Das Mittagessen in Europa: Wir schauen den Europäern auf den Teller

Haben Sie sich schon einmal gefragt, wie das Mittagessen in anderen Ländern Europas aussieht? Wir schauen in diesem Beitrag über unseren Tellerrand und anderen Europäern auf den Mittagstisch.

Mittagessen: Große Unterschiede zwischen Nord- und Südeuropa

Bei Mittagszeiten und Essgewohnheiten gibt es vor allem zwischen Nord- und Südeuropa große Unterschiede.

Während es im Norden üblich ist, zwischen 12:00 Uhr und 14:00 Uhr zu essen, beginnt man damit im Süden erst gegen 13:00 oder 14:00 Uhr. Dafür gibt es aber auch vormittags eine lange Pause fürs Butterbrot, in welcher man in Ländern wie Spanien gerne mal ein üppig beladenes Baguette oder Tapas zu Bier oder Wein verschlingt.

Das Mittagessen besteht in nordeuropäischen Kantinen und Restaurants meistens aus einem Hauptgericht, zu welchem es ein Getränk und Nachtisch gibt. Klingt gut und reicht vollkommen aus, denn schließlich muss man danach wieder ins Büro hechten. Zu viel Nahrung liegt nicht nur schwer im Magen, sondern senkt auch die Konzentrationsfähigkeit.

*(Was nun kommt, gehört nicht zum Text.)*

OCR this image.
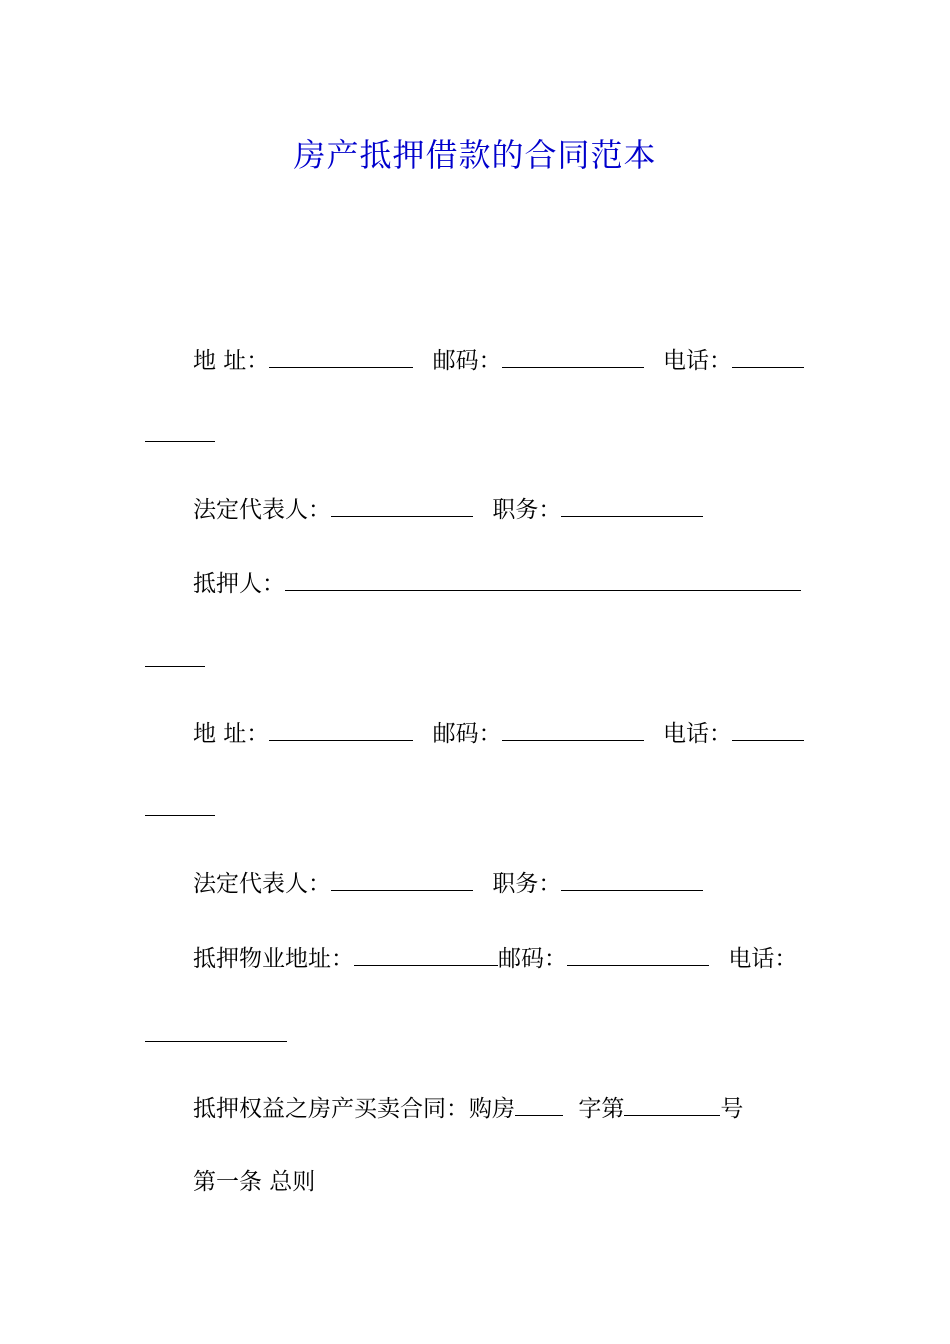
房产抵押借款的合同范本
地 址：	邮码：	电话：
法定代表人：	职务：
抵押人：
地 址：	邮码：	电话：
法定代表人：	职务：
抵押物业地址：	邮码：	电话：
抵押权益之房产买卖合同：购房	字第	号
第一条 总则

Im Süden fällt die Mittagspause vor allem im Handel recht lang aus. Typischerweise öffnen Geschäfte in kleineren Städten erst ab 17:00 Uhr wieder ihre Türen, da es vorher zu heiß ist und die Leute sich eher zu Hause in der Nähe der Klimaanlage verschanzen.

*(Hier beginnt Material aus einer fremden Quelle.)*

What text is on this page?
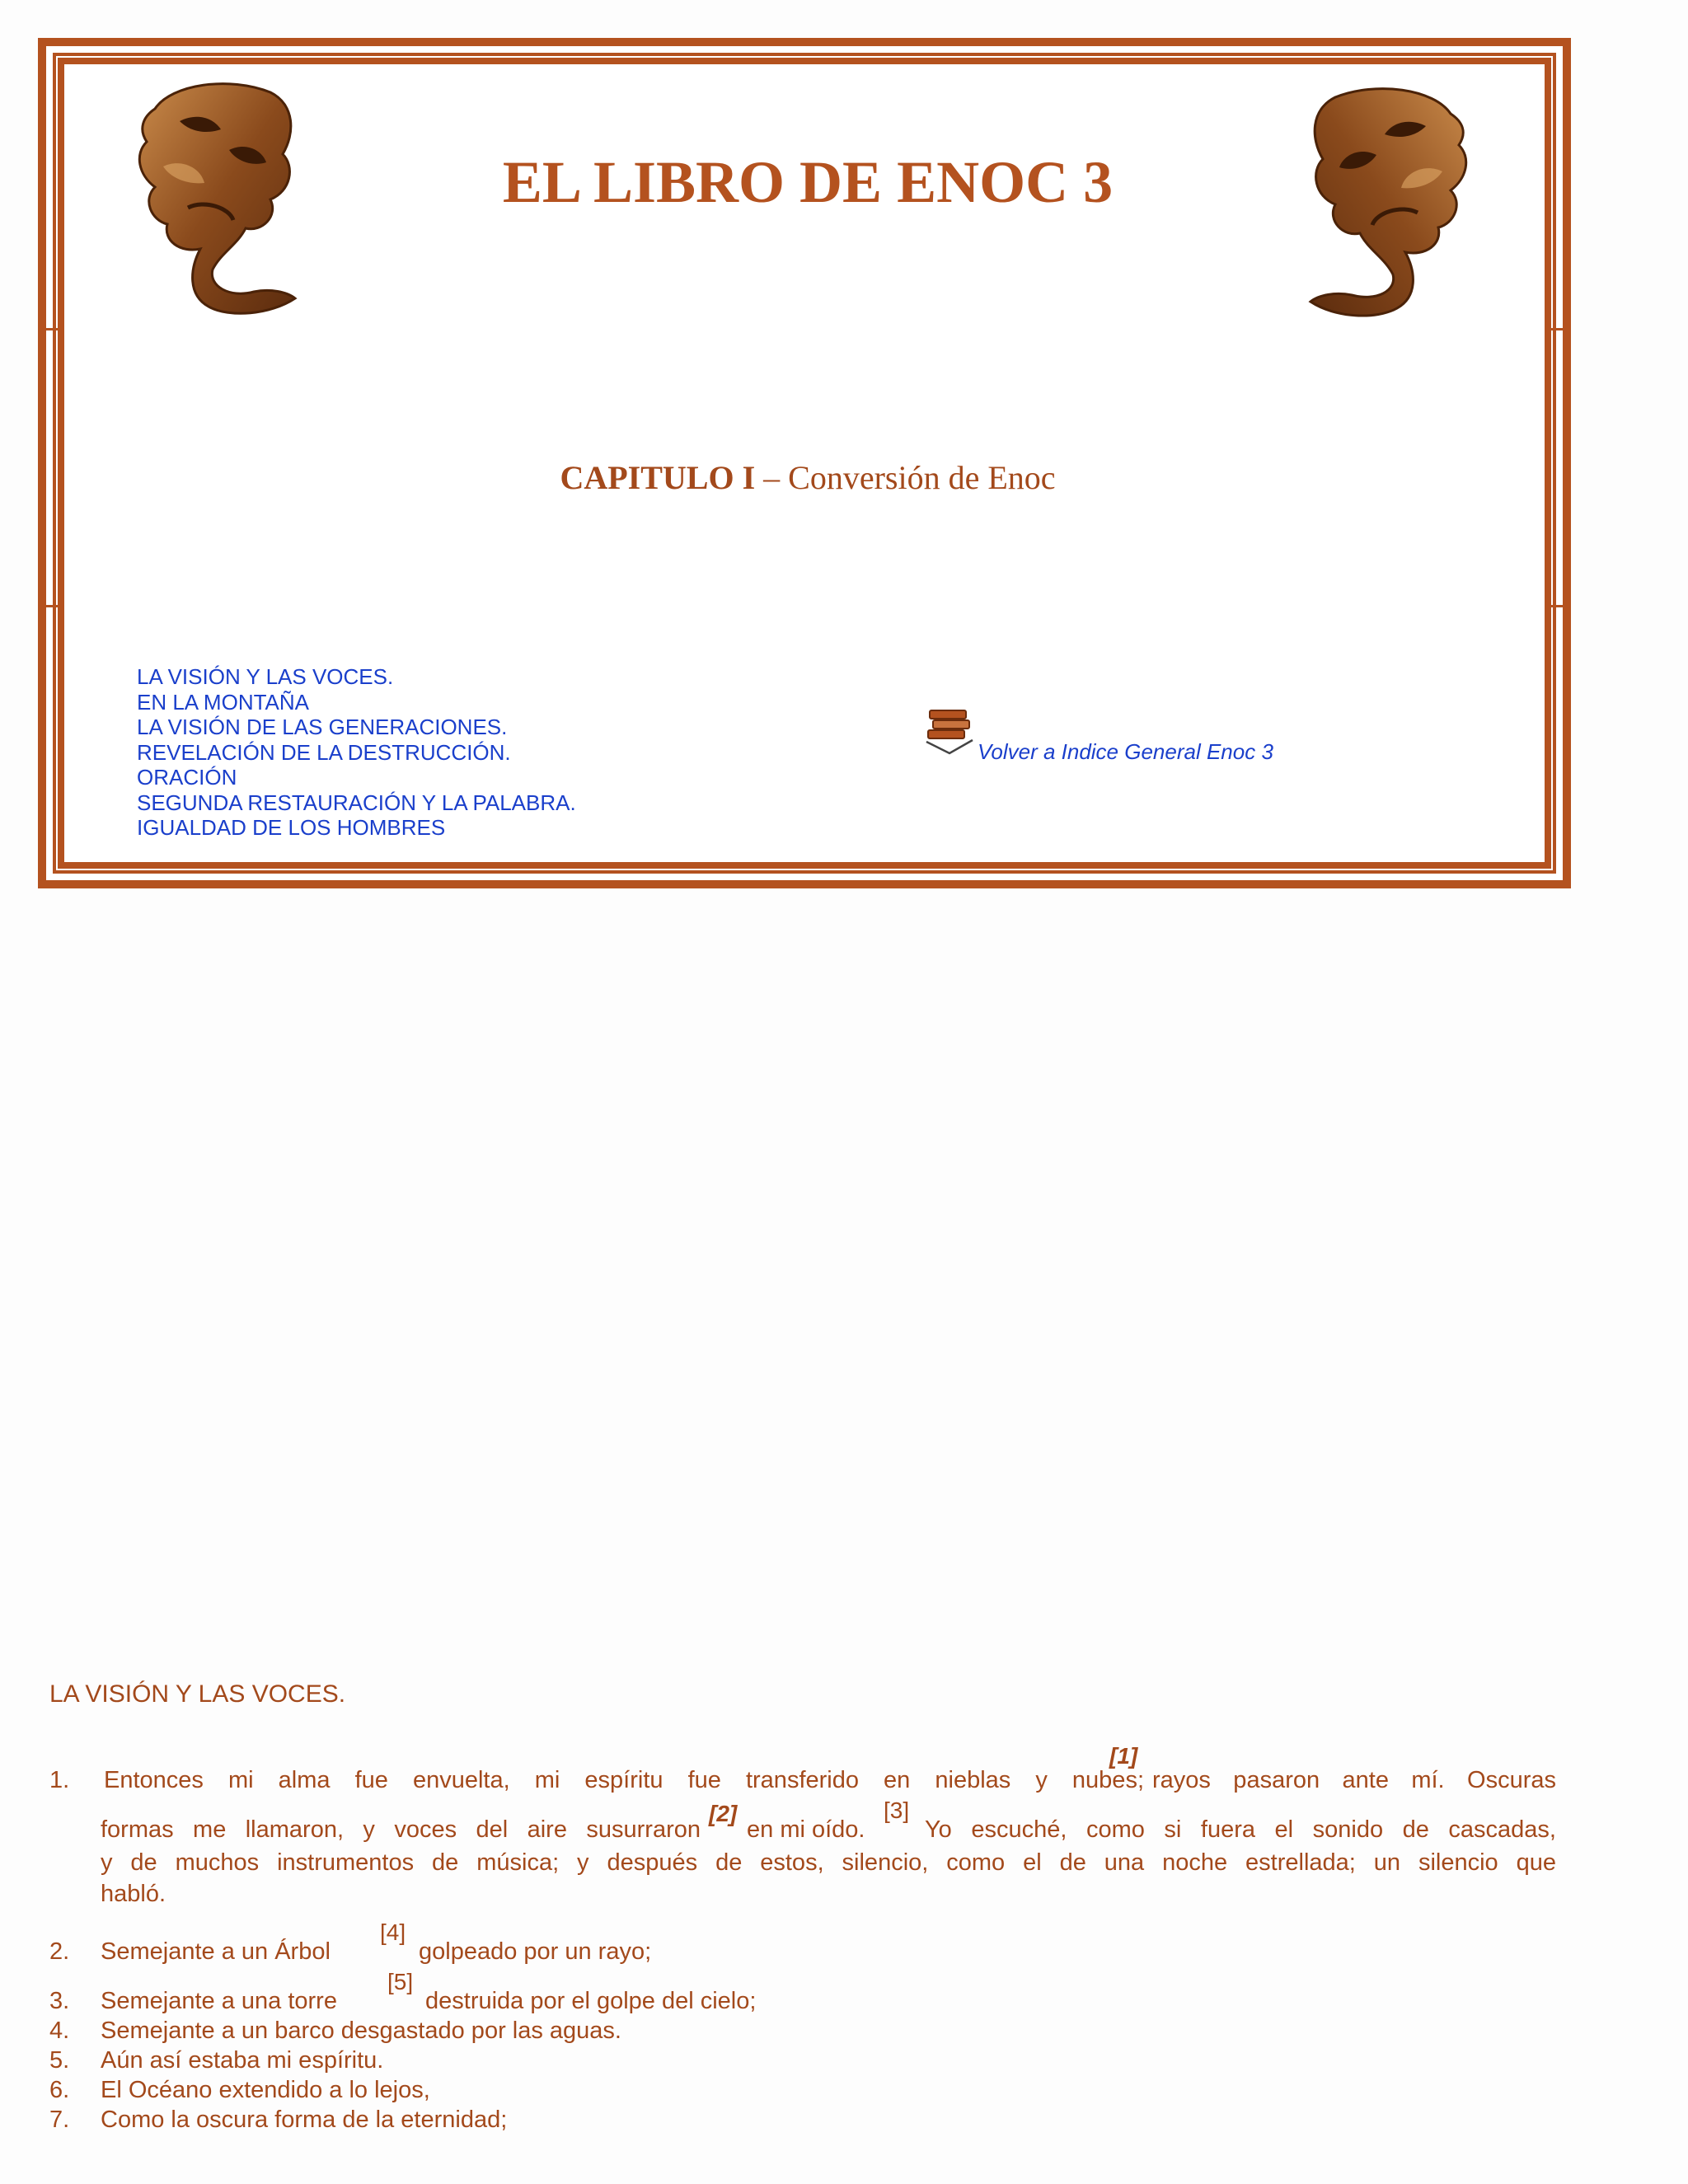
EL LIBRO DE ENOC 3
CAPITULO I – Conversión de Enoc
LA VISIÓN Y LAS VOCES.
EN LA MONTAÑA
LA VISIÓN DE LAS GENERACIONES.
REVELACIÓN DE LA DESTRUCCIÓN.
ORACIÓN
SEGUNDA RESTAURACIÓN Y LA PALABRA.
IGUALDAD DE LOS HOMBRES
Volver a Indice General Enoc 3
LA VISIÓN Y LAS VOCES.
1. Entonces mi alma fue envuelta, mi espíritu fue transferido en nieblas y nubes;
[1]
rayos pasaron ante mí. Oscuras
formas me llamaron, y voces del aire susurraron
[2]
en mi oído.
[3]
Yo escuché, como si fuera el sonido de cascadas,
y de muchos instrumentos de música; y después de estos, silencio, como el de una noche estrellada; un silencio que
habló.
2. Semejante a un Árbol
[4]
golpeado por un rayo;
3. Semejante a una torre
[5]
destruida por el golpe del cielo;
4. Semejante a un barco desgastado por las aguas.
5. Aún así estaba mi espíritu.
6. El Océano extendido a lo lejos,
7. Como la oscura forma de la eternidad;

Da bleibt viel Zeit für ein ausgiebiges Mittagessen: als Vorspeisen Salate oder Eintöpfe, als Hauptspeisen Reisgerichte, Nudelgerichte, Fisch oder Fleisch mit Beilagen, dazu noch Nachtisch und einen Espresso. Grund genug, danach etwas auszuruhen und bei der Hitze eine Siesta an einem kühlen Ort zu machen - und die mediterrane Küche mit Siesta bekommt einem einfach gut.

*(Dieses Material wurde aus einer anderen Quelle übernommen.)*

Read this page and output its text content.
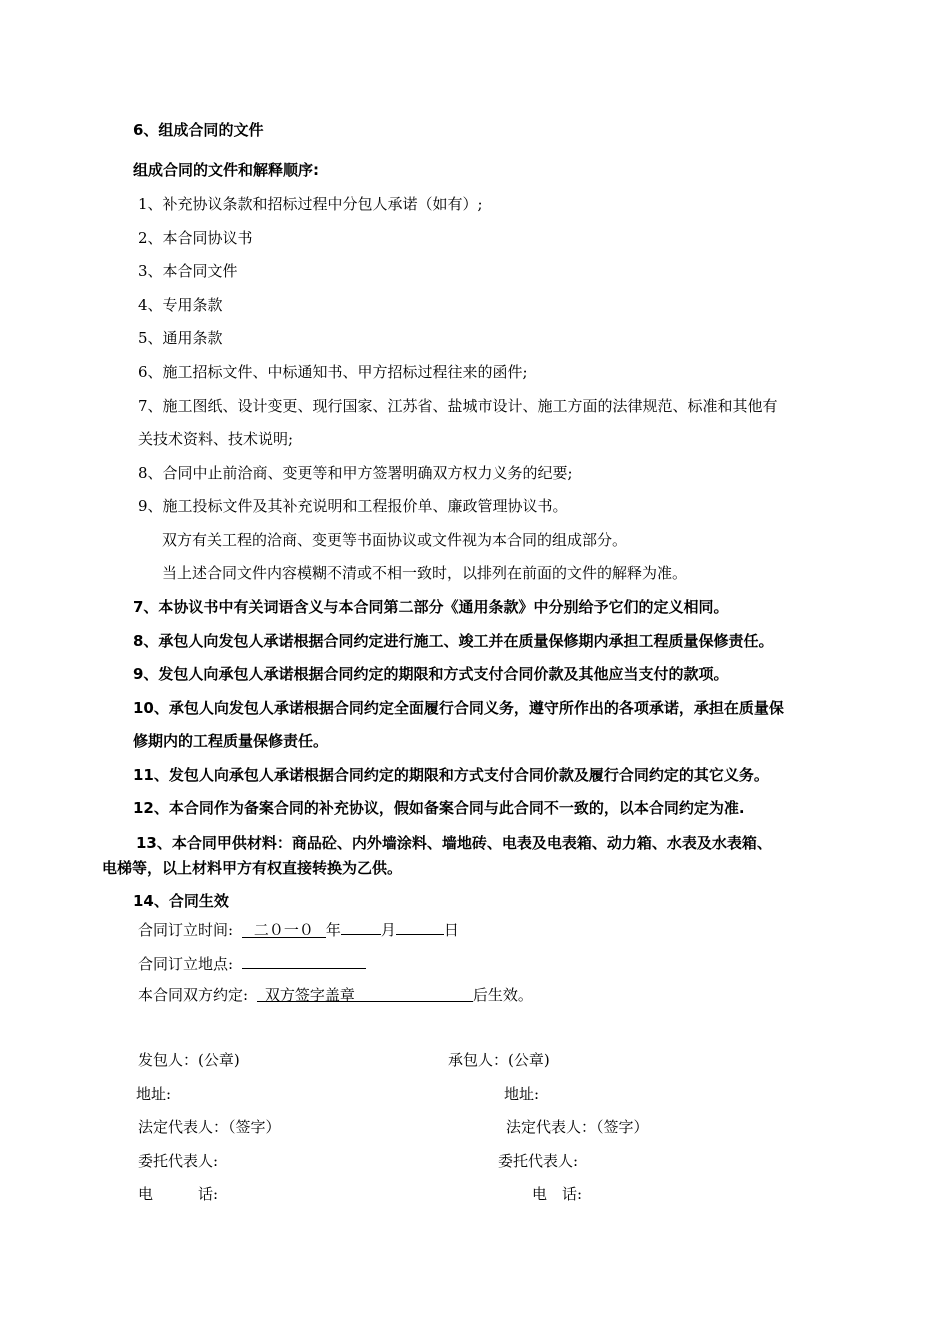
6、组成合同的文件
组成合同的文件和解释顺序:
1、补充协议条款和招标过程中分包人承诺（如有）;
2、本合同协议书
3、本合同文件
4、专用条款
5、通用条款
6、施工招标文件、中标通知书、甲方招标过程往来的函件;
7、施工图纸、设计变更、现行国家、江苏省、盐城市设计、施工方面的法律规范、标准和其他有
关技术资料、技术说明;
8、合同中止前洽商、变更等和甲方签署明确双方权力义务的纪要;
9、施工投标文件及其补充说明和工程报价单、廉政管理协议书。
双方有关工程的洽商、变更等书面协议或文件视为本合同的组成部分。
当上述合同文件内容模糊不清或不相一致时，以排列在前面的文件的解释为准。
7、本协议书中有关词语含义与本合同第二部分《通用条款》中分别给予它们的定义相同。
8、承包人向发包人承诺根据合同约定进行施工、竣工并在质量保修期内承担工程质量保修责任。
9、发包人向承包人承诺根据合同约定的期限和方式支付合同价款及其他应当支付的款项。
10、承包人向发包人承诺根据合同约定全面履行合同义务，遵守所作出的各项承诺，承担在质量保
修期内的工程质量保修责任。
11、发包人向承包人承诺根据合同约定的期限和方式支付合同价款及履行合同约定的其它义务。
12、本合同作为备案合同的补充协议，假如备案合同与此合同不一致的，以本合同约定为准.
13、本合同甲供材料：商品砼、内外墙涂料、墙地砖、电表及电表箱、动力箱、水表及水表箱、
电梯等，以上材料甲方有权直接转换为乙供。
14、合同生效
合同订立时间: 二０一０ 年	月	日
合同订立地点:
本合同双方约定: 双方签字盖章	后生效。
发包人：(公章)	承包人：(公章)
地址:	地址:
法定代表人：（签字）	法定代表人：（签字）
委托代表人:	委托代表人:
电　　　话:	电　话:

Großbritannien – Das Lunchpaket dabei?

Lunch fällt in England bedeutend kleiner aus als das Dinner, das Abendessen. Ersterer passt prima in eine Lunchbox, die man im Deutschen umgangssprachlich als Butterbrotdose bezeichnen würde. Pubs bieten zudem Suppen, Sandwiches oder auch einen Ploughman’s Lunch an, der aus verschiedenen, typisch englischen Käsesorten, Salat und Gewürzgurken besteht.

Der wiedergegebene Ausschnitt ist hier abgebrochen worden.